Yoshida Kanetomo (吉田 兼倶) was a Japanese Shinto priest of the Sengoku period. He was a seminal figure in the evolution of a coherent descriptive and interpretive schema of Shinto ritual and mythology.

==Career==
Kanetomo progressed gradually through the ranks of the Imperial offices in the Jingi-kan (Department of Shinto Affairs), which was one of the Imperial bureaucracies which were set up under the ritsuryō system in the 8th century. Kanetomo's eventually became an Imperial Chamberlain (侍従, jijū). Other positions he held at different times were Senior Assistant Director of Divinities (神祇大輔, jingi taifu) and Vice Director of the Board of Censors (弾正台弼, danjōdai hitsu).

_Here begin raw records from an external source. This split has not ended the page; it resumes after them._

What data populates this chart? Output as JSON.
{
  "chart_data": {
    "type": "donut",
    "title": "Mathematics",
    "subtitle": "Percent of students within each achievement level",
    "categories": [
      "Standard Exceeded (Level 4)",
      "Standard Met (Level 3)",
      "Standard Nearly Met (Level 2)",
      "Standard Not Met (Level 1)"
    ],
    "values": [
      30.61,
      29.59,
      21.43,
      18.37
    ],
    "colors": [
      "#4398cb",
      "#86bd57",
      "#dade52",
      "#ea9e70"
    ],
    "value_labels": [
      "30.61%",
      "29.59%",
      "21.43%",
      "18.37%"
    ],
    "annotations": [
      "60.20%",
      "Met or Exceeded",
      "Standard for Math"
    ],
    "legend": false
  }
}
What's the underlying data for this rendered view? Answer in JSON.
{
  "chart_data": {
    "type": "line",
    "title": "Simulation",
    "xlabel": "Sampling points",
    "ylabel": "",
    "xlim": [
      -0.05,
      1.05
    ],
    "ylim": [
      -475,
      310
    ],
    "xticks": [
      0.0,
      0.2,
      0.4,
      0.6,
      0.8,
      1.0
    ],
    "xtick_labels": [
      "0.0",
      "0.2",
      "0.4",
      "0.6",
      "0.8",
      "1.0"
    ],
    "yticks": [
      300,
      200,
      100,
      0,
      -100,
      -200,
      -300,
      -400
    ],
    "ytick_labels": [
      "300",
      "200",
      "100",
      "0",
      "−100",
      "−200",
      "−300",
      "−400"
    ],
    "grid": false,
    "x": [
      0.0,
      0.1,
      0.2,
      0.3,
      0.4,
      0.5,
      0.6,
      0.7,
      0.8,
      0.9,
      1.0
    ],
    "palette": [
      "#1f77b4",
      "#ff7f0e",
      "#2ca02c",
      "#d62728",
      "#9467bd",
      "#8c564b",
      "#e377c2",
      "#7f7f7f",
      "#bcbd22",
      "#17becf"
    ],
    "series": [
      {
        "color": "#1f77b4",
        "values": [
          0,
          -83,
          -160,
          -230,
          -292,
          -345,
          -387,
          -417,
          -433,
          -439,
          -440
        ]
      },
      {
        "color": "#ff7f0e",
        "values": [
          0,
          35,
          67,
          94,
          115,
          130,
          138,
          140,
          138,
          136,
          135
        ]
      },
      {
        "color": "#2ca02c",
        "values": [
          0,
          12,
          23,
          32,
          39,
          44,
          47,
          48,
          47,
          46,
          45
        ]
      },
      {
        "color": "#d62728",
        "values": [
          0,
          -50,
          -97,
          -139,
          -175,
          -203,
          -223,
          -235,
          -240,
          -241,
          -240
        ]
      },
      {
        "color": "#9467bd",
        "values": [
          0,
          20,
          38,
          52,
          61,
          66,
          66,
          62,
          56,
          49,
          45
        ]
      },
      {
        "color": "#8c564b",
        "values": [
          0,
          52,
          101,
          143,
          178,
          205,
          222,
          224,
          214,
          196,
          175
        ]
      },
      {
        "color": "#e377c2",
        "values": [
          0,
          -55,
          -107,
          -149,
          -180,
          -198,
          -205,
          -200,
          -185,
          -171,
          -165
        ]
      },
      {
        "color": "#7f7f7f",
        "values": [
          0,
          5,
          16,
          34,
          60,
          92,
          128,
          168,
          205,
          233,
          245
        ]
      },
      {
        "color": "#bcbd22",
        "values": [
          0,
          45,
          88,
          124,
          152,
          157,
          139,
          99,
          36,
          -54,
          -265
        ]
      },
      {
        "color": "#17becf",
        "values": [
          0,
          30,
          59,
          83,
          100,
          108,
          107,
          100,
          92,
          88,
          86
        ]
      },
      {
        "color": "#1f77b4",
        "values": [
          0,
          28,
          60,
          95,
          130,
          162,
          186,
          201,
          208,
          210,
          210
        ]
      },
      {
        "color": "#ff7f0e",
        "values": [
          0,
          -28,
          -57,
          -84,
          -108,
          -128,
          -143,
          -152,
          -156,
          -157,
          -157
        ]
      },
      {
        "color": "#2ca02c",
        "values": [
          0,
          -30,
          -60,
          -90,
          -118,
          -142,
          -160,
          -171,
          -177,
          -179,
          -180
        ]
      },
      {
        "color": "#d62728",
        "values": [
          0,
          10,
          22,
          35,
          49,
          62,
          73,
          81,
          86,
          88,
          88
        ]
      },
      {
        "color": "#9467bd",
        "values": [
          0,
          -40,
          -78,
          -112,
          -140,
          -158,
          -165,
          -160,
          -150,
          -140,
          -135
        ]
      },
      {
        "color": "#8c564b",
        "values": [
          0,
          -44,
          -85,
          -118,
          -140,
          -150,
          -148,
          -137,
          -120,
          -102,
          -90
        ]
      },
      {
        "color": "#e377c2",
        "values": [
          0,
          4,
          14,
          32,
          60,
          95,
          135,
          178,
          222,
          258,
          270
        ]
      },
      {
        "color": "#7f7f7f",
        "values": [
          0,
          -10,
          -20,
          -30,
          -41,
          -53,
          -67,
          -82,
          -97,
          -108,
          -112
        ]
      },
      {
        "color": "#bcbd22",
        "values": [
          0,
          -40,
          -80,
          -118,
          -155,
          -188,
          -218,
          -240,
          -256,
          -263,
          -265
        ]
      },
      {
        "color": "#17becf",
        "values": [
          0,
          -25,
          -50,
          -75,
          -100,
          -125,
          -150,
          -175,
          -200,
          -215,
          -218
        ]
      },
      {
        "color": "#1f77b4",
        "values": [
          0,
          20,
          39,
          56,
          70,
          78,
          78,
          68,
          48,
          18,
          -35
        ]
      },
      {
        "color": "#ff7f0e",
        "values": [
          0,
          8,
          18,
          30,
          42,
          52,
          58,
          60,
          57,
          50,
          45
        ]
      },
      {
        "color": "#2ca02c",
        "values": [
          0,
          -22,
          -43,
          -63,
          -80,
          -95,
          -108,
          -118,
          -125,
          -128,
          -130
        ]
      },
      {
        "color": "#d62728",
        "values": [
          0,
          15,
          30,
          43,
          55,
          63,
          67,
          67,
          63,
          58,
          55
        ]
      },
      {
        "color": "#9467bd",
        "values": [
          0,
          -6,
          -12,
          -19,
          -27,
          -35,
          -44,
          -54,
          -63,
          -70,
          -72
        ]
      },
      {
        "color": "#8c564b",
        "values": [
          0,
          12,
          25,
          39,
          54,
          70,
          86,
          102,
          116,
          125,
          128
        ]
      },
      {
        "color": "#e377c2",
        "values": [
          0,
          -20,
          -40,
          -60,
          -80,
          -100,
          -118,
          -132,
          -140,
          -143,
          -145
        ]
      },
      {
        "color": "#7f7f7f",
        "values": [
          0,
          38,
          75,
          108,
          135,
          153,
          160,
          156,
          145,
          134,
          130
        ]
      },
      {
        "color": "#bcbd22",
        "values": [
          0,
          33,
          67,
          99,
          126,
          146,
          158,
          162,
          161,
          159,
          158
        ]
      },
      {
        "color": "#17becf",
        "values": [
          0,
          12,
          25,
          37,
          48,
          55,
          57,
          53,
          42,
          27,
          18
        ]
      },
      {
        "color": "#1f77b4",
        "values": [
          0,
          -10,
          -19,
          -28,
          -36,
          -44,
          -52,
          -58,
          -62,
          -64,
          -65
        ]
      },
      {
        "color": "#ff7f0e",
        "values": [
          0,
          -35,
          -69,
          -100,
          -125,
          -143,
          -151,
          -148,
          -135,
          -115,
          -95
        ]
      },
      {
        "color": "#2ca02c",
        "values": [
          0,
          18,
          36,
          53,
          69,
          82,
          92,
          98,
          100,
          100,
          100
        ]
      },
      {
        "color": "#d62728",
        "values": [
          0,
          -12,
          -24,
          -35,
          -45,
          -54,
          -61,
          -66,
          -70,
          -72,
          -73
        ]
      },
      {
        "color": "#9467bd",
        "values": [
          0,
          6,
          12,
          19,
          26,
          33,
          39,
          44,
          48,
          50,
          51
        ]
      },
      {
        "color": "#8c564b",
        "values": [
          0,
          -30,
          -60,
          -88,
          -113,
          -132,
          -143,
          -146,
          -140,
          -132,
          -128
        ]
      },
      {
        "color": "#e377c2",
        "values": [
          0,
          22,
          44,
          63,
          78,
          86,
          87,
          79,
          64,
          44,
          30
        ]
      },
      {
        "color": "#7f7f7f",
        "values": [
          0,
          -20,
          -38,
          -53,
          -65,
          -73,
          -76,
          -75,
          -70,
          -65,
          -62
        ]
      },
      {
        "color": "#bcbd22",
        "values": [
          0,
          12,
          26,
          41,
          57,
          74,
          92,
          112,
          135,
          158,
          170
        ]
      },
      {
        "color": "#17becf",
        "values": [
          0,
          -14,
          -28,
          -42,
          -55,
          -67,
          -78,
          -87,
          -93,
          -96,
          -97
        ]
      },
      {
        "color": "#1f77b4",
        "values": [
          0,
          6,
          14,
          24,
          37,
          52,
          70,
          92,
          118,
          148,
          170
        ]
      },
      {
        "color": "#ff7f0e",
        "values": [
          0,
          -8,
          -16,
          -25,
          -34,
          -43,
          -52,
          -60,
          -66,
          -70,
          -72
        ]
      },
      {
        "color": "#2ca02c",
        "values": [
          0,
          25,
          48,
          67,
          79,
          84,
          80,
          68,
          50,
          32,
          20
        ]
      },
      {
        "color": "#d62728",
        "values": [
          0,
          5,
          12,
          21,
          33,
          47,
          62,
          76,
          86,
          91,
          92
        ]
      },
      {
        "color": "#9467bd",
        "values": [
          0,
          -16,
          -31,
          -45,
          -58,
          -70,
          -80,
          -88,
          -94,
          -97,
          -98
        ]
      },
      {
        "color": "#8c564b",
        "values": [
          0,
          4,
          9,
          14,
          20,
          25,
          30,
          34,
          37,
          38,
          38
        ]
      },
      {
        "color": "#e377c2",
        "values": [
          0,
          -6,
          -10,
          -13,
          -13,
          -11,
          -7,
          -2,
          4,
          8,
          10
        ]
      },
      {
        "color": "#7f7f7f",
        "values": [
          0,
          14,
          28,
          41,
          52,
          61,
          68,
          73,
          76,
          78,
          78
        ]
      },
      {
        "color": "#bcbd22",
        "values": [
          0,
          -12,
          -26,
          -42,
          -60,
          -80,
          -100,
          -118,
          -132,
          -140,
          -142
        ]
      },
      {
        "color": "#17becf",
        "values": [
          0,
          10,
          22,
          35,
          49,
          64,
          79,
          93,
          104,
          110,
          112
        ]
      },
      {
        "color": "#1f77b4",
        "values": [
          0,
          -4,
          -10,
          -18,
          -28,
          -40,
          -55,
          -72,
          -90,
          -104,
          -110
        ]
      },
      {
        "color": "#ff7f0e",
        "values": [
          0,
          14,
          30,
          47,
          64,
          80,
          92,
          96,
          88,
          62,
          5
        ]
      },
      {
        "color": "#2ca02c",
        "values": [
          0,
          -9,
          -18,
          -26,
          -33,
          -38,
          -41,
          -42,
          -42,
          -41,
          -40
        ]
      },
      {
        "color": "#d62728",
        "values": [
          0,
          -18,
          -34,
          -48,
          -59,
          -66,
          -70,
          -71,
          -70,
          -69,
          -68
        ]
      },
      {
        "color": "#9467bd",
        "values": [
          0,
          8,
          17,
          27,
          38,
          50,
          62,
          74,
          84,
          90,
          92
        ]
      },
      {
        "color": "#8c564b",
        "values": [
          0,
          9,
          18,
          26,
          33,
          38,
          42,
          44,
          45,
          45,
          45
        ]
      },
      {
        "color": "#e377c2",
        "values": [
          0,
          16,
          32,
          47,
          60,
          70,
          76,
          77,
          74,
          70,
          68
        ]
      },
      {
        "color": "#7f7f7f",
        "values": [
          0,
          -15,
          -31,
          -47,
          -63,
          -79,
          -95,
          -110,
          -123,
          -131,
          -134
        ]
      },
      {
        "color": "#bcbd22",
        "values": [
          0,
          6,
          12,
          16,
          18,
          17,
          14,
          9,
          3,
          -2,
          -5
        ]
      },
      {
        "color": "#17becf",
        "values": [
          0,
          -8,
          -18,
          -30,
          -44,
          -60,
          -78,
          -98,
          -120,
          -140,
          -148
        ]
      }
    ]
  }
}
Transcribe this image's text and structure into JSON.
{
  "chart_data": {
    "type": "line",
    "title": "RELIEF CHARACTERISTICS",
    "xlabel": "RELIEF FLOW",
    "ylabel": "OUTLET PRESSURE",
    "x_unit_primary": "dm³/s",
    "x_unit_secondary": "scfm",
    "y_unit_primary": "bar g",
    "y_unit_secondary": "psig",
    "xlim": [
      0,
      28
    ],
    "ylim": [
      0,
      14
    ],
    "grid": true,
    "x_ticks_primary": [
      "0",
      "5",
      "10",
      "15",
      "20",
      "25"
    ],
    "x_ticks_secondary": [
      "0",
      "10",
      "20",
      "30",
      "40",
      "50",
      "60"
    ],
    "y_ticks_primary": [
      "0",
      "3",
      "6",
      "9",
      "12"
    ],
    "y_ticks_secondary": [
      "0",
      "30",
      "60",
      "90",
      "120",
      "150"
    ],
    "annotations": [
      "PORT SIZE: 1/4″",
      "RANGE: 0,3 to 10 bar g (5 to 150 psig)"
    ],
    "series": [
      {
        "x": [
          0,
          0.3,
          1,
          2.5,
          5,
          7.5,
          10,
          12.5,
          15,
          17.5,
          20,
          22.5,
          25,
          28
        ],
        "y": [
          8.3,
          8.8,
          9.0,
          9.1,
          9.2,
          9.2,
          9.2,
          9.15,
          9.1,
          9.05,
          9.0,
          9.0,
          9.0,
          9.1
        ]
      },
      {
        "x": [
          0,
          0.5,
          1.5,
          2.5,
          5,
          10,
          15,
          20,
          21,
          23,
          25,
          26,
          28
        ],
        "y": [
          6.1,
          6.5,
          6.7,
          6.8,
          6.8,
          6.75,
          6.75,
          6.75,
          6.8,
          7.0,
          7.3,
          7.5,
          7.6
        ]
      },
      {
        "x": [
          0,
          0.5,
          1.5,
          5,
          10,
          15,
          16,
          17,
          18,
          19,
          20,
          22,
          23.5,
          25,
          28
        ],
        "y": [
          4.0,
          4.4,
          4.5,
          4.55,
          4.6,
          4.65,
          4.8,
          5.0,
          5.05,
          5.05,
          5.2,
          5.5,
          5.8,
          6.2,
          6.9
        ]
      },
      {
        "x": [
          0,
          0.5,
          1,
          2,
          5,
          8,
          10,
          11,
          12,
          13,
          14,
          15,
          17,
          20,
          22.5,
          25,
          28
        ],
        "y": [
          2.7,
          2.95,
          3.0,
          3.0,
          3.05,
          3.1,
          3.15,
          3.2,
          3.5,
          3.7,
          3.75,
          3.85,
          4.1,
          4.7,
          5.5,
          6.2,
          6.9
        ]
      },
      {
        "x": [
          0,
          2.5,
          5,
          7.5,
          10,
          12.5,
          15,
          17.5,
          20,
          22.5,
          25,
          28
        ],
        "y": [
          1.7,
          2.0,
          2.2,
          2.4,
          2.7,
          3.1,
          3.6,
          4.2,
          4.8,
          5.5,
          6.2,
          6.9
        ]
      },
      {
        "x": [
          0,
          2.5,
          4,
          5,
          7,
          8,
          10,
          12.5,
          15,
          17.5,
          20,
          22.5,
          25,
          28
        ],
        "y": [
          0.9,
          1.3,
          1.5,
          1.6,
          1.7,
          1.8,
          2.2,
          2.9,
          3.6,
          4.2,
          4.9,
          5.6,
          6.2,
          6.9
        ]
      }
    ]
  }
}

- 1511 (Eishō 8, 2nd month): When Kanetomo died at the age of 77, his passing was considered a significant event in the chronicles of the Imperial history of Japan.

==Yoshida Shinto==
The early period Shinto school founded by Kanetomo was called Genpon-Sōgen Shinto ("Shinto of the Original Founder"), also known as Yuiitsu Shintō ("One-and-only Shintō"). Prior to Kanetomo, the understanding and practice of Shinto was intermingled with Japanese Buddhism. Sanetomo invested a lifetime in a process of disentangling what were thereafter construed as the two distinct entities.

===Inverted honji suijaku===

The term honji suijaku expresses a Japanese Buddhist theory according to which a perceived Shinto kami is the manifestation of a Buddhist god. This theory proposed and presumed that the resulting dual entity would necessarily have a fundamental Buddhist core, and that any Shinto aspect was secondary.

In the late Kamakura period, a counter-theory arose which also began with the notion of such dual entities; however, the counter-theorists construed that the kami side was primary and the Buddhist one was secondary. This came to be known as the Inverted honji suijaku.

Kanetomo was influenced by these ideas and brought them further. He proposed to set aside the conceptual theories of such entities.

Up through the end of the Edo period, Kanetomo's followers and the Yoshida Shrine were granted the right to award ranks to all shrines and priests except for those associated with the Imperial family.